Wyjątkowa dziewiątka
Jednonienasycony kwas omega-9, w przeciwieństwie do kwasów omega-3 i omega-6, ma tylko jedno wiązanie podwójne, więc organizm może go syntezować. Jest ważny w naszym organizmie, gdyż obniża poziom „złego” cholesterolu (LDL), a nie ma wpływu na cholesterol „dobry” (HDL). Jego zalet jest jednak znacznie więcej. To jemu zawdzięczamy dobrą kondycję serca, uspokaja nasze nerwy, utrzymuje prawidłowe ciśnienie krwi i chroni przed nowotworami. Najlepszym źródłem tego kwasu jest oliwa, jednocześnie bogata w antyoksydanty, poza tym oleje – rzepakowy, sojowy, sezamowy i orzechy ziemne.
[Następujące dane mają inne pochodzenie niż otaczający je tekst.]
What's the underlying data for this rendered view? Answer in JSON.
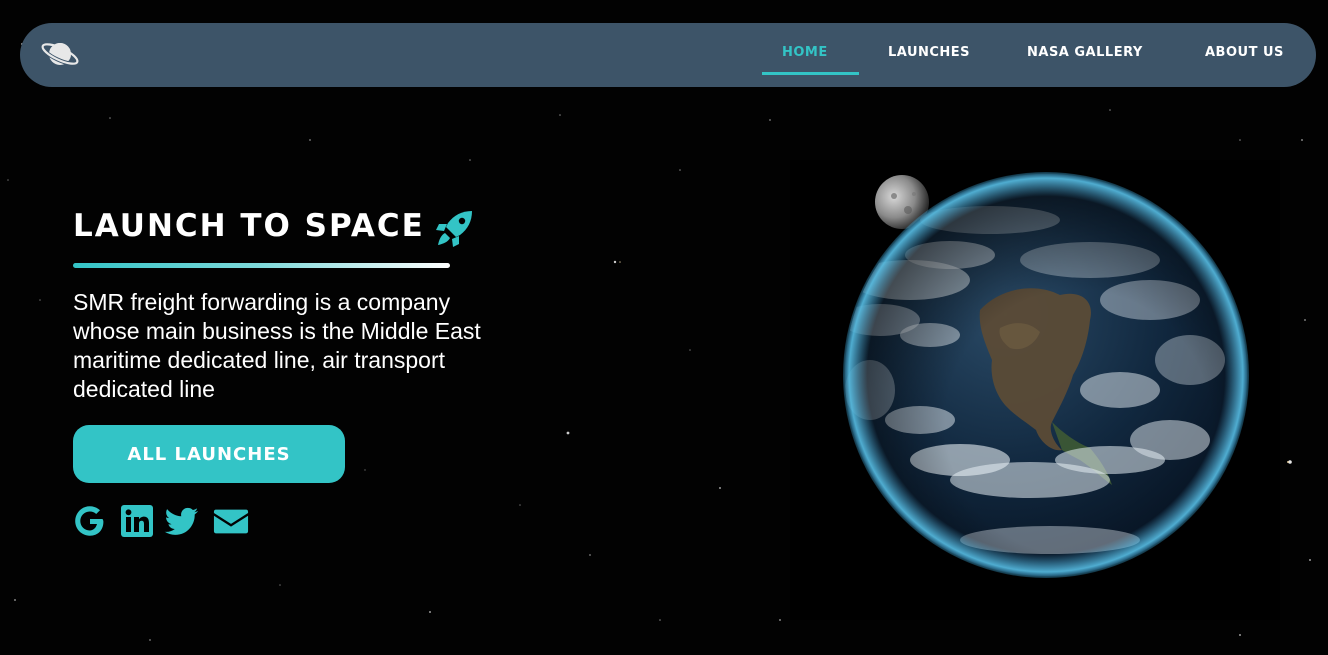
{
  "nav": {
    "logo_icon": "saturn-icon",
    "items": [
      {
        "label": "HOME",
        "active": true
      },
      {
        "label": "LAUNCHES",
        "active": false
      },
      {
        "label": "NASA GALLERY",
        "active": false
      },
      {
        "label": "ABOUT US",
        "active": false
      }
    ]
  },
  "hero": {
    "title": "LAUNCH TO SPACE",
    "title_icon": "rocket-icon",
    "description": "SMR freight forwarding is a company whose main business is the Middle East maritime dedicated line, air transport dedicated line",
    "cta_label": "ALL LAUNCHES",
    "social_icons": [
      "google-icon",
      "linkedin-icon",
      "twitter-icon",
      "envelope-icon"
    ]
  },
  "colors": {
    "accent": "#33c4c6",
    "navbar": "#3d5468",
    "background": "#020202",
    "text": "#ffffff"
  }
}
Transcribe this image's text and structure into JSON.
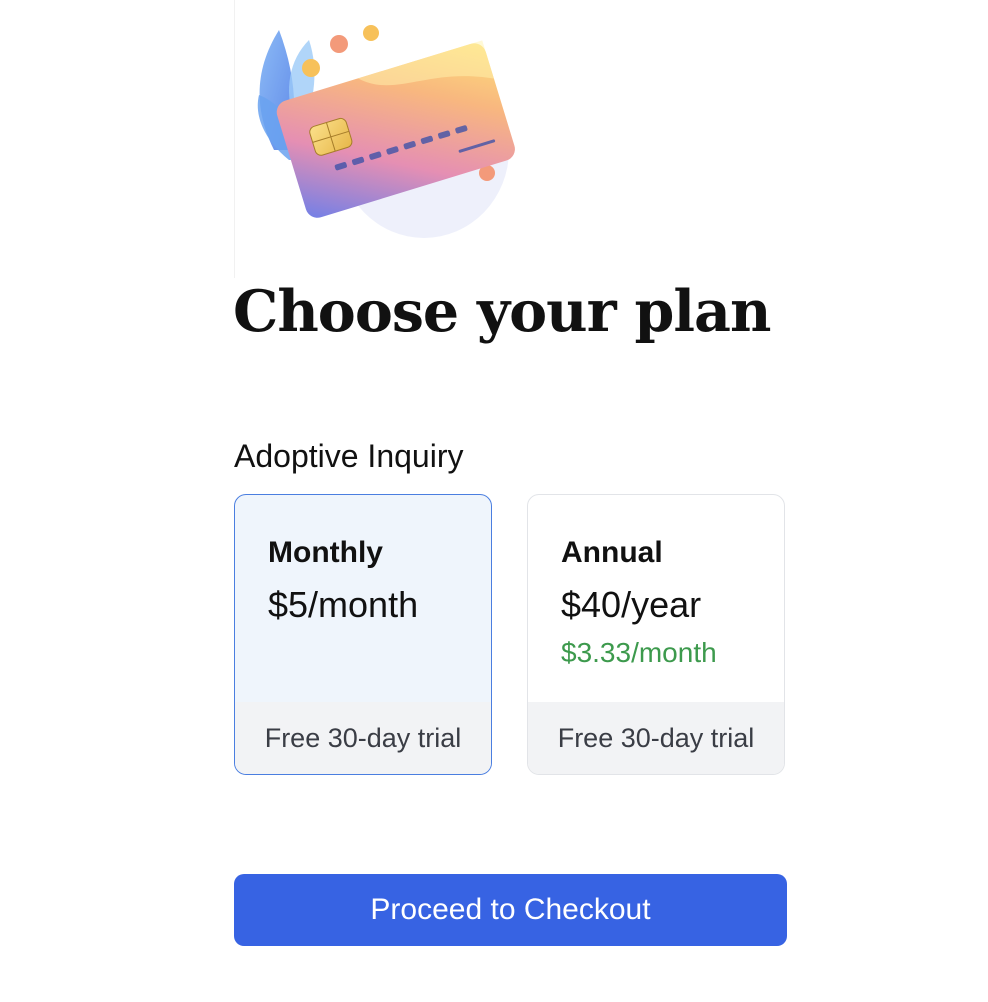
{
  "header": {
    "illustration": "credit-card-illustration",
    "title": "Choose your plan"
  },
  "product": {
    "name": "Adoptive Inquiry"
  },
  "plans": [
    {
      "name": "Monthly",
      "price": "$5/month",
      "sub_price": "",
      "footer": "Free 30-day trial",
      "selected": true
    },
    {
      "name": "Annual",
      "price": "$40/year",
      "sub_price": "$3.33/month",
      "footer": "Free 30-day trial",
      "selected": false
    }
  ],
  "actions": {
    "checkout_label": "Proceed to Checkout"
  },
  "colors": {
    "accent": "#3763e3",
    "selected_border": "#4a7ee0",
    "selected_bg": "#eff5fc",
    "savings_green": "#3d9a4d"
  }
}
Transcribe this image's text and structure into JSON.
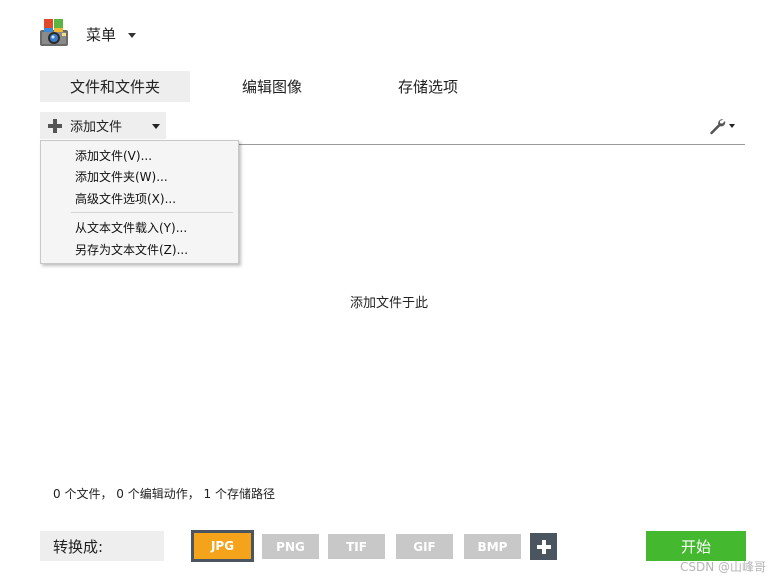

Warto pamiętać, że przygotowując posiłki, nie należy tłuszczów poddawać intensywnej obróbce termicznej.
– Tłuszcze mają największą wartość odżywczą dla naszego zdrowia, gdy dodajemy je do potraw pod koniec gotowania lub spożywamy na surowo – podsumowuje Bożena Kropka.